Semua semakin menjadi dingin saat Mamanya mulai menjodohkannya dengan wanita-wanita yang menurut Mamanya kompeten sebagai mantunya. Aris muak sekali saat Mamanya selalu menyodorkan wanita-wanita itu padanya. Wina terutama, wajahnya memang cantik tetapi kepalanya seperti tidak ada isinya.

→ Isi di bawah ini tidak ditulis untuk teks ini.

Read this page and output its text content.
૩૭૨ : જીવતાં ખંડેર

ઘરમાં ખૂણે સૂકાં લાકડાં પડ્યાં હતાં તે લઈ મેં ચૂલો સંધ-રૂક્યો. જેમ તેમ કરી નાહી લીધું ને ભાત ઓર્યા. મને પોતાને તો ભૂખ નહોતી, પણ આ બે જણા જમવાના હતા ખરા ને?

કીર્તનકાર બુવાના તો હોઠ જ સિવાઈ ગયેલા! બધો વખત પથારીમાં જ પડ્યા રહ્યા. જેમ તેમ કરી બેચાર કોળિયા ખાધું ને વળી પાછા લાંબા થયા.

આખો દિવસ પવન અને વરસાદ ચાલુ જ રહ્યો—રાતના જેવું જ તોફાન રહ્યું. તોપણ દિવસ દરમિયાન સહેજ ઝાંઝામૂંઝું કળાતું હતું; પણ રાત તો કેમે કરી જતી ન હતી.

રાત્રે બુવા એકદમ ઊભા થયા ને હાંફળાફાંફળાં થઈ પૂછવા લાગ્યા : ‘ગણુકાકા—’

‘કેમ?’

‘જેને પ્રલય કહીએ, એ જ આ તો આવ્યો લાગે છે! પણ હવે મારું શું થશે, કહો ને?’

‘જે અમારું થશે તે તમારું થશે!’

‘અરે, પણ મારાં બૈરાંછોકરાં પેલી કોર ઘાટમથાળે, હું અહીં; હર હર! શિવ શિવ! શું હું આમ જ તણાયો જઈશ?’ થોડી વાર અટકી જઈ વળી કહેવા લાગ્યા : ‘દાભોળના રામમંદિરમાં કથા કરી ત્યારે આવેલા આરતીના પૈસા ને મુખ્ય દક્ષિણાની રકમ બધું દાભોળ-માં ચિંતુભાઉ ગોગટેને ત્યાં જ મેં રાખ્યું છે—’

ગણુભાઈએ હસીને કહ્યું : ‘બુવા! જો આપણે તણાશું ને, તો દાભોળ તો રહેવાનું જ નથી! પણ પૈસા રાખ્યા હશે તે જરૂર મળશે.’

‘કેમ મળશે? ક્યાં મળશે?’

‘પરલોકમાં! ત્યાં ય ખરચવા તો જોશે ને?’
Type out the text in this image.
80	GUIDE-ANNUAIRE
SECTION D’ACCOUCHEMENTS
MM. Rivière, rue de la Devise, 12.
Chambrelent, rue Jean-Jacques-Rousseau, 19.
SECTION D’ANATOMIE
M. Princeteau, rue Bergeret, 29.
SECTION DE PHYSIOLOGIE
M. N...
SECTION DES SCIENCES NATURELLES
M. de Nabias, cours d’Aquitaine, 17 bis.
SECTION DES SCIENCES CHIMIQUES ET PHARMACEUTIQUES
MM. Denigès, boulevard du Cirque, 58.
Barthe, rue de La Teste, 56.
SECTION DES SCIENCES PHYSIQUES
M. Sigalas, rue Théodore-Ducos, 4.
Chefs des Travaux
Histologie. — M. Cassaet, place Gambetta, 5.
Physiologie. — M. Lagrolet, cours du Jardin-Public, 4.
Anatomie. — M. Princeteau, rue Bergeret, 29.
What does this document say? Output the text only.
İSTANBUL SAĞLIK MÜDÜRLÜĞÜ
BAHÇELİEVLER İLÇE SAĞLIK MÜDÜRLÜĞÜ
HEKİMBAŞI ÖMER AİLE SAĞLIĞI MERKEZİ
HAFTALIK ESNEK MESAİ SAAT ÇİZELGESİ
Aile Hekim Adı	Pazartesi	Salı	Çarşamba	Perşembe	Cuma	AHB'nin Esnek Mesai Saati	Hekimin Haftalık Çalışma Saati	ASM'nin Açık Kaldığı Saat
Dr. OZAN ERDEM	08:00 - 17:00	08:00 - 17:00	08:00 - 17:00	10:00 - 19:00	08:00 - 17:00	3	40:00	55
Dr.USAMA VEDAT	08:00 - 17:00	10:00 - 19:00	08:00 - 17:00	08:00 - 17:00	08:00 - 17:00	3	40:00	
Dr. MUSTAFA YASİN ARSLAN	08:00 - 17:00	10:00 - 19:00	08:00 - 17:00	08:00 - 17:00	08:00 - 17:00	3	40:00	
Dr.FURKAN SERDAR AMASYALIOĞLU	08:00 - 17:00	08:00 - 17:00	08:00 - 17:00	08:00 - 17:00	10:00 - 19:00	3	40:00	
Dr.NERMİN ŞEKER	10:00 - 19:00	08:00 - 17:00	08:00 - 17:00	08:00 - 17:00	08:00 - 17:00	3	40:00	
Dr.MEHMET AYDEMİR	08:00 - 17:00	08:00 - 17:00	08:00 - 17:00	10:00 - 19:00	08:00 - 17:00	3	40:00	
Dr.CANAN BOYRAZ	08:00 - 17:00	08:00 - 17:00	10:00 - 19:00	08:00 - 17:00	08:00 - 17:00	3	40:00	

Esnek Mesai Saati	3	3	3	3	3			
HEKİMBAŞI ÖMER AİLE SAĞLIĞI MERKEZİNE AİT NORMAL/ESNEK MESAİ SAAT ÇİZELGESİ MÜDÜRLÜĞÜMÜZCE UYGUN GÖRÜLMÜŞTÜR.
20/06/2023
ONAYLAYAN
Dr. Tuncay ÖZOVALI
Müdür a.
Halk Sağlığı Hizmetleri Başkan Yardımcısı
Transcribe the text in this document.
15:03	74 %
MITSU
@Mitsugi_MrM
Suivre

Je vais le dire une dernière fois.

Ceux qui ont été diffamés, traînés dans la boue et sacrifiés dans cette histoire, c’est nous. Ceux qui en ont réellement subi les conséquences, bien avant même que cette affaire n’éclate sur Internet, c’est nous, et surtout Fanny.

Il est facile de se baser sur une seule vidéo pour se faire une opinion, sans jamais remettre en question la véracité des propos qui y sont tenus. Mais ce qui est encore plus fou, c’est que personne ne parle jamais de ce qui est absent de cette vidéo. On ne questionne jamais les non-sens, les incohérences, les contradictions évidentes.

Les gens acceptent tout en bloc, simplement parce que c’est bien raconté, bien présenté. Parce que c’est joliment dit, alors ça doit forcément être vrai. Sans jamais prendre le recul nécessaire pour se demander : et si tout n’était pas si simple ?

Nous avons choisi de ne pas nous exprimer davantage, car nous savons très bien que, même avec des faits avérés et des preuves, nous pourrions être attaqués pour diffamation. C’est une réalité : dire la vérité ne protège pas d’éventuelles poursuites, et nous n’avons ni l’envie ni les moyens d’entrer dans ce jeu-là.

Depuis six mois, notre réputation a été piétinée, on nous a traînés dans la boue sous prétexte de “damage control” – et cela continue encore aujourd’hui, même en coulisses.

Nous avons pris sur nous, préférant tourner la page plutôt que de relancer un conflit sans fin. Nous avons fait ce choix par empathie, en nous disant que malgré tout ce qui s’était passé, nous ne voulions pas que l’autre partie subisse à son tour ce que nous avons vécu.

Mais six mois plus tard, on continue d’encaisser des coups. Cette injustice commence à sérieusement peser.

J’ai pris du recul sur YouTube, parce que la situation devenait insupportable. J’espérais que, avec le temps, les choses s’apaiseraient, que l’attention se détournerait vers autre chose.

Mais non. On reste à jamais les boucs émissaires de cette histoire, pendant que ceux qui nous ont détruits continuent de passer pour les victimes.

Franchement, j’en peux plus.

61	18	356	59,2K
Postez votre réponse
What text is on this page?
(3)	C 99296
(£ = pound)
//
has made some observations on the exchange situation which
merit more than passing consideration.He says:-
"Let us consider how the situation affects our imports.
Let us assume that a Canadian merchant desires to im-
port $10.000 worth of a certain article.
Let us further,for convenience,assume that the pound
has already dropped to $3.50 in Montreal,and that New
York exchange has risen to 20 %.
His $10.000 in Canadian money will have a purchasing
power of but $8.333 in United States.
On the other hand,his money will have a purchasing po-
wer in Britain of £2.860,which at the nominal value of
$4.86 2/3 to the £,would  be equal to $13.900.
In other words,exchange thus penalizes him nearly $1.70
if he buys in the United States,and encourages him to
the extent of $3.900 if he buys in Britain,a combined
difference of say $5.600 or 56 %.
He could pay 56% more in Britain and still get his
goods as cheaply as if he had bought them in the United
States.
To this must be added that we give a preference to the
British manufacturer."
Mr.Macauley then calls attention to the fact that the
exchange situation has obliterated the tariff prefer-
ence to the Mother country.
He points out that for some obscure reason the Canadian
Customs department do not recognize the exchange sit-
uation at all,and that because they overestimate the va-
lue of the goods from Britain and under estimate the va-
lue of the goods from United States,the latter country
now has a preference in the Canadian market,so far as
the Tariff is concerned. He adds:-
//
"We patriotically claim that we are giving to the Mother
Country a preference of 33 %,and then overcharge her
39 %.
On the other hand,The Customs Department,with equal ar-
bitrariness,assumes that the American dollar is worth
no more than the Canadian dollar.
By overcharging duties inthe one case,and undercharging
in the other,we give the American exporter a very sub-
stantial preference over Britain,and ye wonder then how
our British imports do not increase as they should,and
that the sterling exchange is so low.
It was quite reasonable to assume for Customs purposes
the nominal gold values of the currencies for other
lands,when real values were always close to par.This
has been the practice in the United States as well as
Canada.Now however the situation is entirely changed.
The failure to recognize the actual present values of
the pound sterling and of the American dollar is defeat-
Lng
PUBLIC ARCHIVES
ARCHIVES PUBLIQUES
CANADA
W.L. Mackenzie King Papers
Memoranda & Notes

"Kalau cuma cantik, banci Thailand banyak yang lebih cantik darinya, Ma" begitu kata Aris dulu, hingga membuat Wina menangis dan Mamanya menampar pipinya. Wina memang cantik, ahli memulas make up pada wajahnya, juga memlilih pakaian mana yang akan ia kenakan lengkap dengan aksesorinya tapi coba ajak gadis itu mengobrol masalah saham atau berita negara terkini, di jamin tidak akan ada jawaban yang masuk akal. Apalagi hobi belanjanya itu, membuat kepala Aris pening seketika, bukan karena jumlah angka yang keluar, hanya ia tidak melihat kegunaannya. "Dasar wanita hedon" ucap Aris dalam hatinya mengingat gadis yang digadang-gadang menjadi mantu Mamanya itu. Aris bergidik, lebih baik jadi bujang lapuk daripada harus jadi suami Wina.
Mobil Aris sudah ada di depan gerbang rumahnya, seorang satpam membukakan gerbang.
Aris membuka kaca mobilnya melongokkan sedikit kepalanya keluar "Bang, siapa yang datang hari ini ke rumah?" tanyanya pada satpam rumahnya.
"Ada mba Wina, den Aris. Datang tadi sekitar jam 2 siang" jawab satpam itu.
Aris menghela nafasnya, feeling nya benar, ia memundurkan mobilnya lalu memutar ke arah ia pulang, lalu berhenti sebentar melambai ke satpamnya.
"Jangan bilang saya datang ya, Bang" kata Aris sambil menyelipkan beberapa lembar uang ke tangan satpamnya itu lalu bergegas menginjak gasnya.